Iron Horse returns for 32nd year
The criterium and downhill events are back

This painting, by local artist Krista Harris, will be on display at Steamworks in conjunction with the Iron Horse Bicycle Classic this weekend.

For more than three decades, cyclists have packed the narrow twists and turns of U.S. Highway 550 for the annual 47-mile trek from Durango to Silverton known as the Iron Horse Bicycle Classic. And while originally conceived as a race of man against machine, the classic has grown into a three-day celebration of all things two wheeled with a chain – and then some.

“We just try to show everyone a good time during the weekend,” said Kendra Holmes, Iron Horse race director. She said this ranges from the traditional road race to mountain biking events, a foot race, a swimming event and even an art exhibit. And while there are plenty of distractions for the athletically inclined, she said the Iron Horse is geared to being equally entertaining for spectators.

Of special note, Holmes said, is the return this year of the criterium, a short, fast race that will be held in the streets of Durango. She said the crit hasn’t been held in 12 years but was resurrected because of demand.

“It’s pretty much built for spectators,” she said. “Seeing 30 riders in a pack racing around corners downtown should be pretty exciting.”

She said the crit, which begins at 7 a.m. Monday with the junior division and culminates with the pro races at noon, takes racers on laps of an 800-yard loop through downtown, starting at the Main Mall.

Iron Horse schedule of events


7:30 a.m.: Pro road racers leave Durango

Rec Center

8:15 a.m.: McDonald’s Citizen’s Race/Tour starts at McDonald’s ; Durango & Silverton Narrow Gauge Train leaves station for Silverton

8:30 a.m.: Highway 550 closes at Durango Mountain Resort

10 a.m.: Endo Downhill starts at Log Chutes, Junction Creek Road, West on 25th St. at Main Ave.

12 noon: Highway 550 re-opens


8 a.m. Run/Heart Walk (Park Elementary)

All day: Cross Country mountain bike racing and Expo, Chapman Hill

10:15 a.m.: Mountain Cross qualifiers, Chapman Hill

12:15 p.m.: Mountain Cross Finals

2:15 p.m.: Kids racing


All Day: Criterium - Durango

9 a.m.: Observed Trials at Steamworks

Also back by popular demand this year is the mountain bike downhill, held at the Log Chutes Trail. “We haven’t had one of those in nine years,” Holmes said. “It was another thing where people asked for it.”

She said the race, which begins at 10 a.m. Saturday, is open to riders of all abilities and that the steep course should provide plenty of action for spectators as well.

“It’s a fun, fun course,” she said. “These guys are on bikes with 10 inches of suspension – it’s crazy.”

In addition to the downhill action, there will be cross country mountain bike racing Sunday at Chapman Hill and in Horse Gulch.
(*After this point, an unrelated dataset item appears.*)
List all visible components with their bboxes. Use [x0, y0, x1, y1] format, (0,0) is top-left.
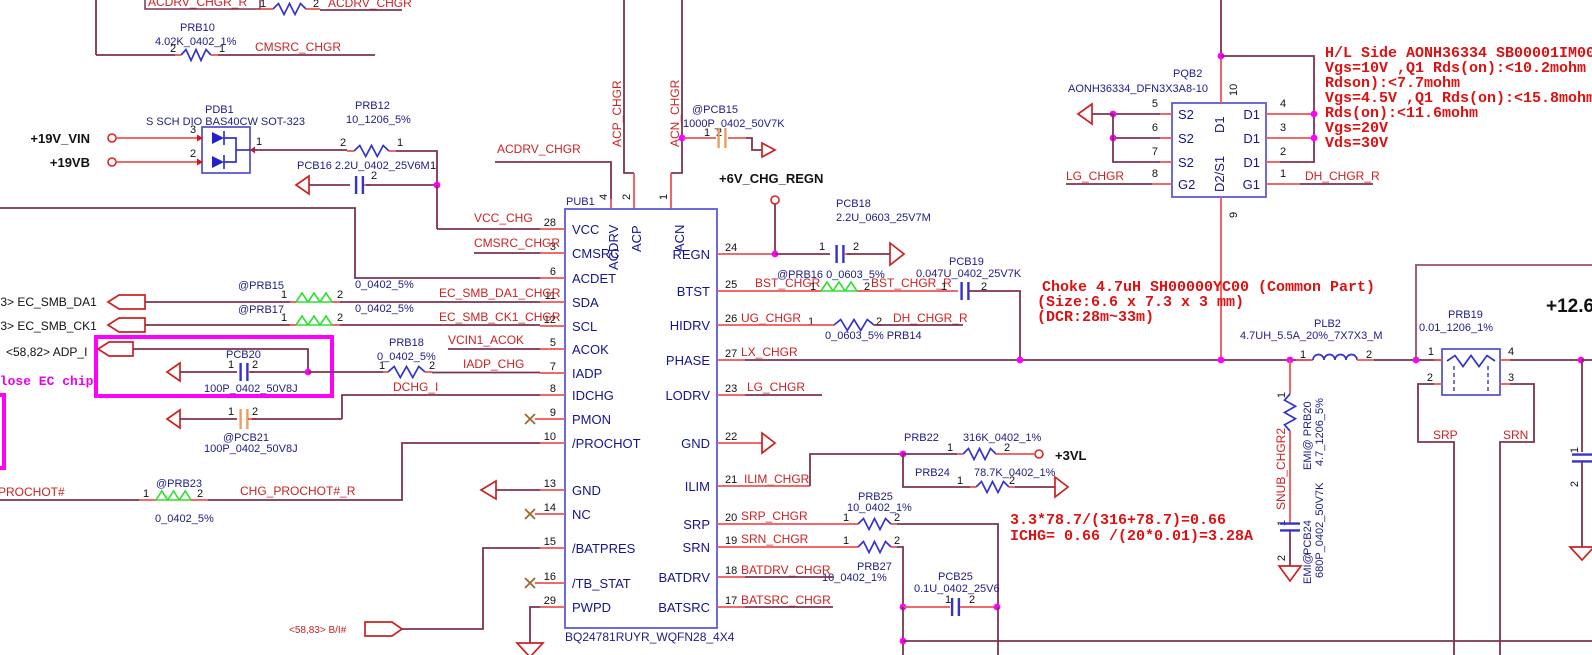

Holmes said the best places for watching these races are on Fort Lewis College Mesa at the top of Chapman Hill and the quarry in Horse Gulch.

For those looking for something they can enjoy at their own pace, the artwork of local painter and cyclist Krista Harris will be on display at Steamworks. The exhibit, “About a Bike,” will run until the National Off Road Bicycling Association Championships in August.

“She paints and lives and breathes cycling,” said Holmes. “It’s different; it’s inspirational; it’s bike art.”

For the more puritanical bicycle enthusiast, there are, of course, the road and citizen’s races. Holmes said the pros will take off from the Durango Recreation Center at 7:30 a.m. Saturday, followed by the citizens, who will depart at 8:15 a.m. from McDonald’s.

“We encourage people to come down and see the riders off,” she said. “We’ll have tandems, kids, people dressing up – every year we have someone doing something crazy.”

Holmes said she expects about 400 competitors for the road race and more than 500 for the citizen’s race. Overall, there are 1,300 people signed up for Iron Horse events and numbers for the Iron Horse have been rising steadily over the last five years, she said.

“We are up this year quite a bit. I think Durango’s on the upswing again as far as cycling is concerned in general.”

Holmes attributes the rise in interest to the area’s scenery, the fact that the road race is on a closed road and several years of good weather during an event that historically has been prone to the whims of Mother Nature. And she said this year the trend will continue.

“We’re having good weather,” she said. “It’s going to be good, damnit.”